I don't think it's ever possible to "define the context exactly"; every
act of communication has a context, and there's no way to eliminate the
requirement for a shared understanding of what that context is. No
matter how much explicit information you add to your message, there will
always be something else lurking in the background. (Whatever you say
explicitly is no longer the context of the message, it's part of the
message itself.)
There's a difference between context as in setting, and context as in
all that stuff that helps you figure out what is being said. When I
say {__ ro penbi poi cpana ti [*pats desk*]}, you don't need the
latter sort of context to determine that I mean this one pen that is
on my desk, but of course you need the setting.
Fortunately, in most communication between human beings, speakers are
capable of knowing what information they can safely leave out and
audiences are capable of either recognizing the context that they need
to apply, or asking for clarification when they are confused.
Even answering "2 + 2 = ?" requires a shared understanding that we are
dealing with the set of integers rather than, say, the set of integers
modulo 3.
I would say that this is different from what is being discussed.
You're talking about knowing the actual definitions of words. If
someone thinks that bears are cats, or numbers that you've defined
henceforth to be modulo 3 are modulo 13, you have a different sort of
problem.
>> rather have the freedom to have a conversation in Lojban in the museum,
>> say {lo ro cribe cu morsi}, and be understood as saying that all the
>> bears *in this museum* are dead.
>>
>
> My suggestion is that {lo cribe cu morsi} mean exactly that (blank
> inner quantifier).
One of the things I like about Lojban grammar is that (to borrow a maxim
from a completely different language) "you don't pay for what you don't
use"--if, for example, your audience will be able to infer the time of
an event that you are describing, then you can leave out explicit tense
markers in your statements. The decision to make {lo cribe cu morsi}
carry no information about the number of bears involved seems to be in
that spirit, and I see no reason to prefer a different default.

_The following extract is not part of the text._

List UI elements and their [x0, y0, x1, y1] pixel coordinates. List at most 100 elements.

My default /is/ what you describe right here. When you don't specify a
default inner quantifier, the listener will automatically think "all
relevant things", just as when you leave out time tense, they'll think
"all relevant times".
You had said: "{lo ro cribe cu morsi}, and be understood as saying
that all the bears *in this museum* are dead". If you had said {lo
cribe cu morsi}, the effect would be the same, would it not? The
listener would assume that you mean all bears in the museum.